Centrale Raad van Beroep
Meervoudige kamer
Uitspraak op het hoger beroep tegen de uitspraak van de rechtbank Midden-Nederland van
20 februari 2018, 17/362 (aangevallen uitspraak)
Partijen:
[Appellante Stichting] te [vestigingsplaats] (appellante)
de Raad van bestuur van het Uitvoeringsinstituut werknemersverzekeringen (Uwv)
Datum uitspraak: 2 juni 2021
PROCESVERLOOP
Namens appellante heeft mr. S.L.D. van den Brink, advocaat, hoger beroep ingesteld.
Het Uwv heeft een verweerschrift ingediend.

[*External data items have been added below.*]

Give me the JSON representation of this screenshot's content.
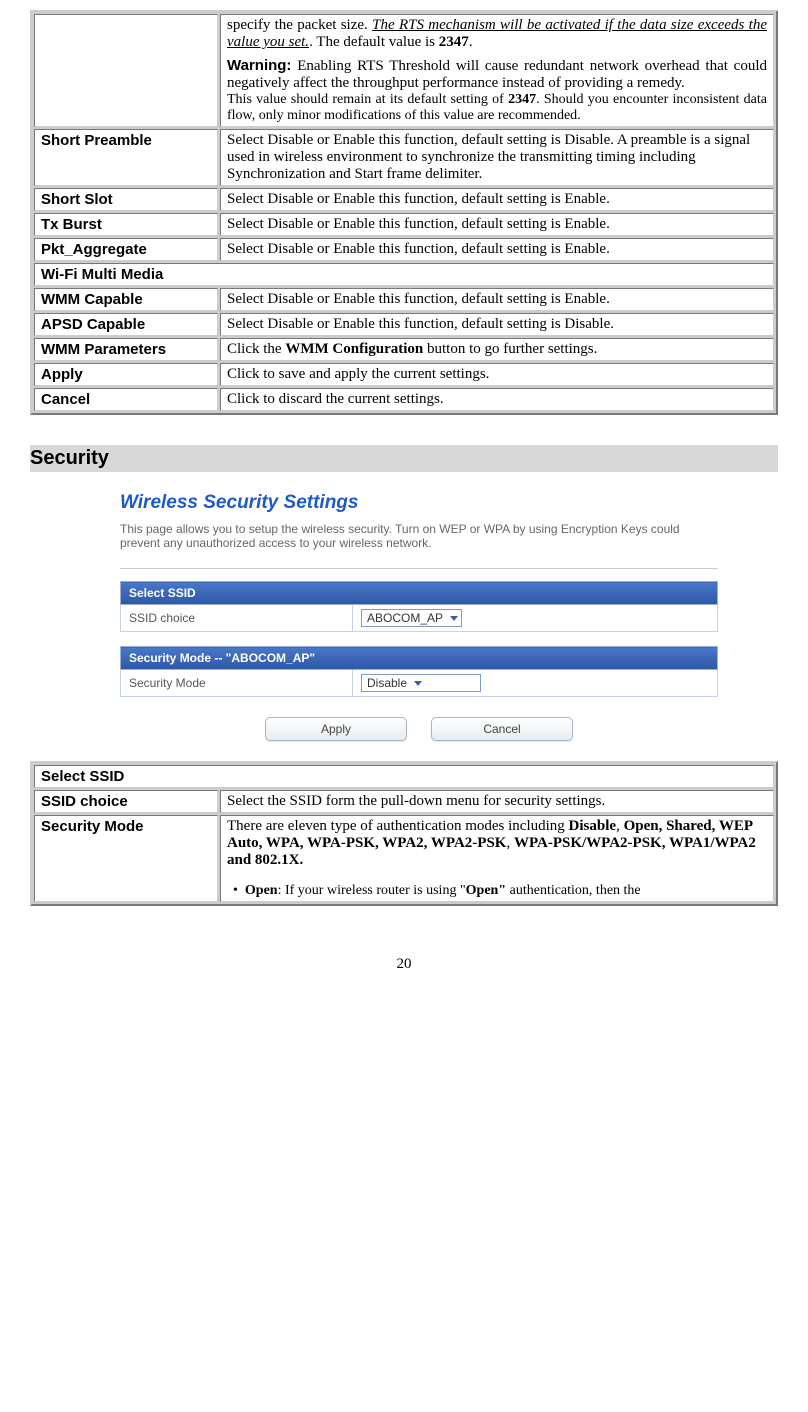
{
  "table1": {
    "rts": {
      "pre_text": "specify the packet size. ",
      "underline_text": "The RTS mechanism will be activated if the data size exceeds the value you set.",
      "post_dot": ". The default value is ",
      "default_value": "2347",
      "post_dot2": ".",
      "warning_label": "Warning:",
      "warning_text": " Enabling RTS Threshold will cause redundant network overhead that could negatively affect the throughput performance instead of providing a remedy.",
      "note": "This value should remain at its default setting of ",
      "note_bold": "2347",
      "note2": ".  Should you encounter inconsistent data flow, only minor modifications of this value are recommended."
    },
    "rows": [
      {
        "label": "Short Preamble",
        "desc": "Select Disable or Enable this function, default setting is Disable. A preamble is a signal used in wireless environment to synchronize the transmitting timing including Synchronization and Start frame delimiter."
      },
      {
        "label": "Short Slot",
        "desc": "Select Disable or Enable this function, default setting is Enable."
      },
      {
        "label": "Tx Burst",
        "desc": "Select Disable or Enable this function, default setting is Enable."
      },
      {
        "label": "Pkt_Aggregate",
        "desc": "Select Disable or Enable this function, default setting is Enable."
      }
    ],
    "wmm_header": "Wi-Fi Multi Media",
    "wmm_rows": [
      {
        "label": "WMM Capable",
        "desc": "Select Disable or Enable this function, default setting is Enable."
      },
      {
        "label": "APSD Capable",
        "desc": "Select Disable or Enable this function, default setting is Disable."
      },
      {
        "label": "WMM Parameters",
        "desc_pre": "Click the ",
        "desc_bold": "WMM Configuration",
        "desc_post": " button to go further settings."
      },
      {
        "label": "Apply",
        "desc": "Click to save and apply the current settings."
      },
      {
        "label": "Cancel",
        "desc": "Click to discard the current settings."
      }
    ]
  },
  "security_heading": "Security",
  "screenshot": {
    "title": "Wireless Security Settings",
    "desc": "This page allows you to setup the wireless security. Turn on WEP or WPA by using Encryption Keys could prevent any unauthorized access to your wireless network.",
    "ssid_header": "Select SSID",
    "ssid_label": "SSID choice",
    "ssid_value": "ABOCOM_AP",
    "secmode_header": "Security Mode -- \"ABOCOM_AP\"",
    "secmode_label": "Security Mode",
    "secmode_value": "Disable",
    "btn_apply": "Apply",
    "btn_cancel": "Cancel"
  },
  "table2": {
    "header": "Select SSID",
    "rows": {
      "ssid": {
        "label": "SSID choice",
        "desc": "Select the SSID form the pull-down menu for security settings."
      },
      "secmode": {
        "label": "Security Mode",
        "desc_pre": "There are eleven type of authentication modes including ",
        "desc_bold1": "Disable",
        "desc_mid": ", ",
        "desc_bold2": "Open, Shared, WEP Auto, WPA, WPA-PSK, WPA2, WPA2-PSK",
        "desc_mid2": ", ",
        "desc_bold3": "WPA-PSK/WPA2-PSK, WPA1/WPA2 and 802.1X.",
        "bullet_label": "Open",
        "bullet_text": ": If your wireless router is using \"",
        "bullet_bold": "Open\"",
        "bullet_post": " authentication, then the"
      }
    }
  },
  "page_number": "20"
}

Het onderzoek ter zitting heeft plaatsgevonden op 21 april 2021. Appellante heeft zich laten vertegenwoordigen door mr. Van den Brink. Het Uwv heeft zich laten vertegenwoordigen door mr. G. Sjoer.

OVERWEGINGEN

1.1.
Bij besluit van 11 juli 2016 heeft het Uwv het tijdvak waarin [naam werknemer] (werknemer) jegens appellante als werkgever recht heeft op loon tijdens ziekte, verlengd met 52 weken. Die verlenging – ook wel kortweg loonsanctie genoemd – is opgelegd aansluitend op de afloop van de normale wachttijd van 104 weken op de grond dat de re-integratie-inspanningen van appellante onvoldoende zijn geweest en er geen deugdelijke grond is voor dit verzuim. Daarbij heeft het Uwv toepassing gegeven aan artikel 25, negende lid, van de Wet werk en inkomen naar arbeidsvermogen (Wet WIA), in verbinding met artikel 65, eerste lid, van de Wet WIA.
1.2.
Appellante heeft tegen dit besluit bezwaar gemaakt. Bij besluit van 19 december 2016 (bestreden besluit) heeft het Uwv dit bezwaar, onder verwijzing naar een rapport van
2 december 2016 van een arbeidsdeskundige bezwaar en beroep, ongegrond verklaard.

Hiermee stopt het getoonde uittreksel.